Apesar de toda essa controvérsia, o Ibama dividiu o empreendimento como forma de facilitar o licenciamento. Ao invés de licenciar a usina como um todo, preferiu-se dividi-la por etapas, isto é, um licenciamento para o canteiro de obras e outro para a usina, conforme Processo nº 02001.001848/2006-75, no qual, entre outras informações alarmantes, se verifica que serão removidos 342,60 hectares de vegetação, inclusive em áreas de proteção permanente. É importante destacar que procedimento similar de licenciamento parcelado ocorreu com a Usina Hidrelétrica de Jirau, no rio Madeira, localizada no estado de Rondônia.

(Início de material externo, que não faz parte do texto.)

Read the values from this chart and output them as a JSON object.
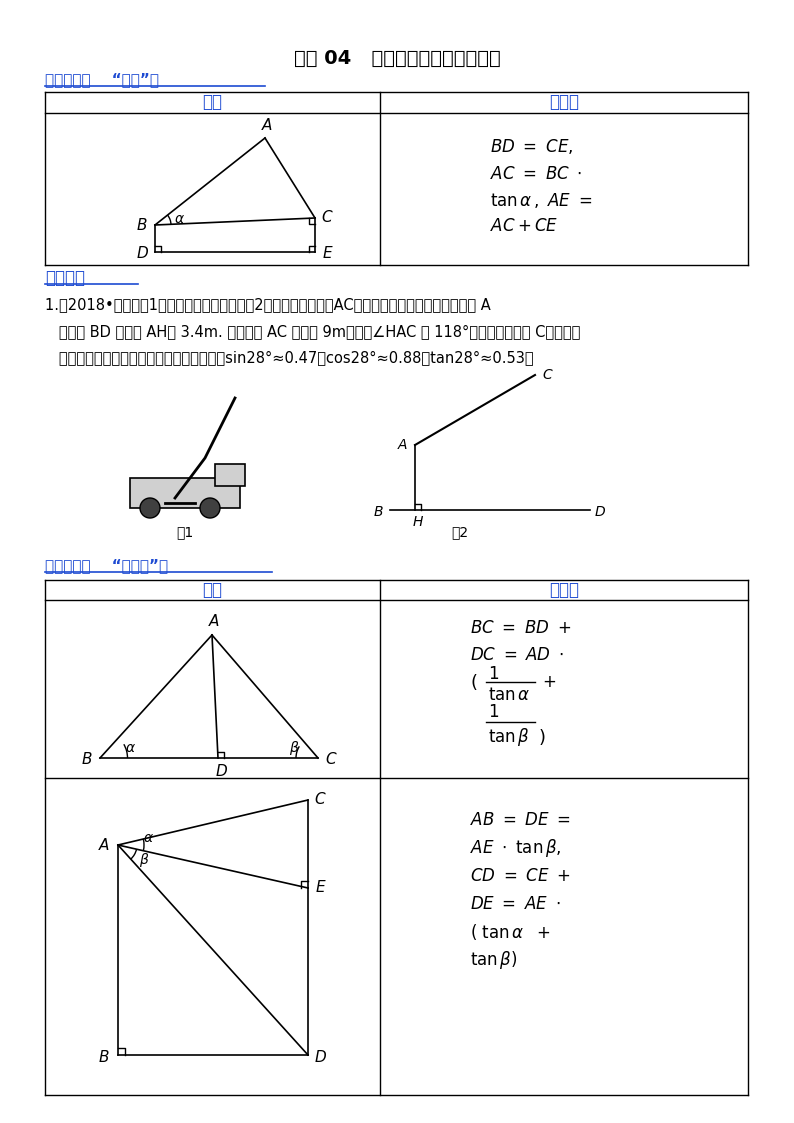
{
  "title": "专题 04   三角函数的应用模型解题",
  "bg_color": "#ffffff",
  "blue_color": "#1E4BD2",
  "section1_label": "解题模型一    “独立”型",
  "section2_label": "解题模型二    “背靠背”型",
  "practice_label": "针对训练",
  "practice_text1": "1.（2018•台州）图1是一辆吊车的实物图，图2是其工作示意图，AC是可以伸缩的起重臂，其转动点 A",
  "practice_text2": "   离地面 BD 的高度 AH为 3.4m. 当起重臂 AC 长度为 9m，张角∠HAC 为 118°时，求操作平台 C离地面的",
  "practice_text3": "   高度（结果保留小数点后一位：参考数据：sin28°≈0.47，cos28°≈0.88，tan28°≈0.53）",
  "fig1_label": "图1",
  "fig2_label": "图2"
}
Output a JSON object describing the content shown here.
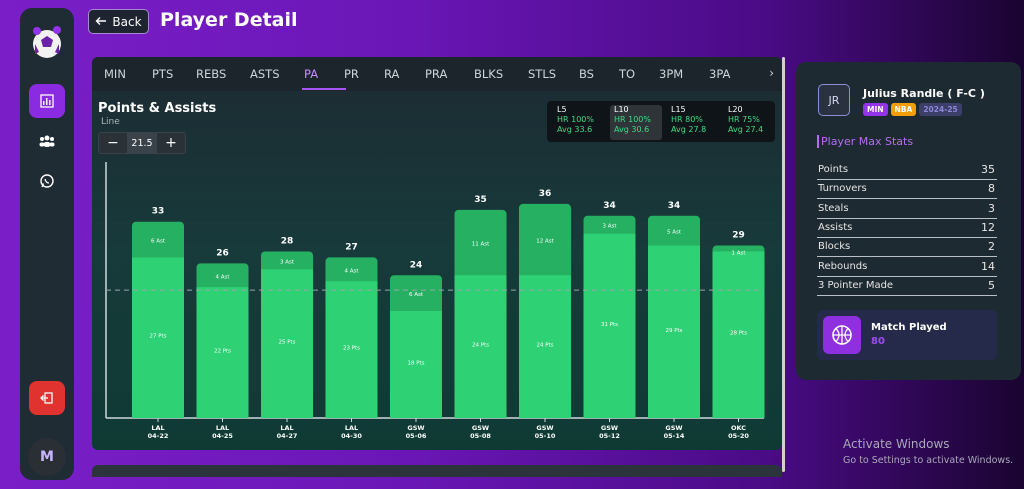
{
  "header": {
    "back_label": "Back",
    "title": "Player Detail"
  },
  "sidebar": {
    "avatar_initial": "M",
    "items": [
      {
        "name": "chart-icon",
        "active": true
      },
      {
        "name": "users-icon",
        "active": false
      },
      {
        "name": "whatsapp-icon",
        "active": false
      }
    ]
  },
  "tabs": [
    "MIN",
    "PTS",
    "REBS",
    "ASTS",
    "PA",
    "PR",
    "RA",
    "PRA",
    "BLKS",
    "STLS",
    "BS",
    "TO",
    "3PM",
    "3PA"
  ],
  "active_tab": "PA",
  "chart": {
    "title": "Points & Assists",
    "line_label": "Line",
    "line_value": "21.5",
    "hit_rates": [
      {
        "label": "L5",
        "hr": "HR 100%",
        "avg": "Avg 33.6",
        "active": false
      },
      {
        "label": "L10",
        "hr": "HR 100%",
        "avg": "Avg 30.6",
        "active": true
      },
      {
        "label": "L15",
        "hr": "HR 80%",
        "avg": "Avg 27.8",
        "active": false
      },
      {
        "label": "L20",
        "hr": "HR 75%",
        "avg": "Avg 27.4",
        "active": false
      }
    ]
  },
  "chart_data": {
    "type": "bar",
    "stacked": true,
    "categories": [
      [
        "LAL",
        "04-22"
      ],
      [
        "LAL",
        "04-25"
      ],
      [
        "LAL",
        "04-27"
      ],
      [
        "LAL",
        "04-30"
      ],
      [
        "GSW",
        "05-06"
      ],
      [
        "GSW",
        "05-08"
      ],
      [
        "GSW",
        "05-10"
      ],
      [
        "GSW",
        "05-12"
      ],
      [
        "GSW",
        "05-14"
      ],
      [
        "OKC",
        "05-20"
      ]
    ],
    "totals": [
      33,
      26,
      28,
      27,
      24,
      35,
      36,
      34,
      34,
      29
    ],
    "series": [
      {
        "name": "Pts",
        "values": [
          27,
          22,
          25,
          23,
          18,
          24,
          24,
          31,
          29,
          28
        ]
      },
      {
        "name": "Ast",
        "values": [
          6,
          4,
          3,
          4,
          6,
          11,
          12,
          3,
          5,
          1
        ]
      }
    ],
    "line": 21.5,
    "ylim": [
      0,
      40
    ],
    "colors": {
      "pts": "#2ecc71",
      "ast": "#27ae60"
    }
  },
  "player": {
    "initials": "JR",
    "name": "Julius Randle ( F-C )",
    "badges": [
      "MIN",
      "NBA",
      "2024-25"
    ],
    "max_stats_title": "Player Max Stats",
    "max_stats": [
      {
        "label": "Points",
        "value": "35"
      },
      {
        "label": "Turnovers",
        "value": "8"
      },
      {
        "label": "Steals",
        "value": "3"
      },
      {
        "label": "Assists",
        "value": "12"
      },
      {
        "label": "Blocks",
        "value": "2"
      },
      {
        "label": "Rebounds",
        "value": "14"
      },
      {
        "label": "3 Pointer Made",
        "value": "5"
      }
    ],
    "match_played_label": "Match Played",
    "match_played_value": "80"
  },
  "watermark": {
    "line1": "Activate Windows",
    "line2": "Go to Settings to activate Windows."
  }
}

Aliás, essa flexibilização da legislação ambiental parece ser a tônica do governo daqui pra frente, apesar de todas as promessas e compromissos eleitorais de priorização de energias limpas e eficiência energética. Trata-se da política denominada "Choque de Gestão Ambiental", que será apresentada provavelmente após o carnaval. Essa política busca diminuir as exigências para construção e exploração dos recursos ambientais a fim de aplicar a cada tipo de obra regras específicas, em vez da regra única existente hoje. Em resumo, abrirá ainda mais brechas para o desrespeito na legislação ambiental do país.

De que adianta ter a legislação ambiental mais avançada do mundo, declarada pelo próprio governo, se o próprio Estado não a respeita? O equilíbrio entre desenvolvimento econômico e proteção ambiental está cada vez mais abalado.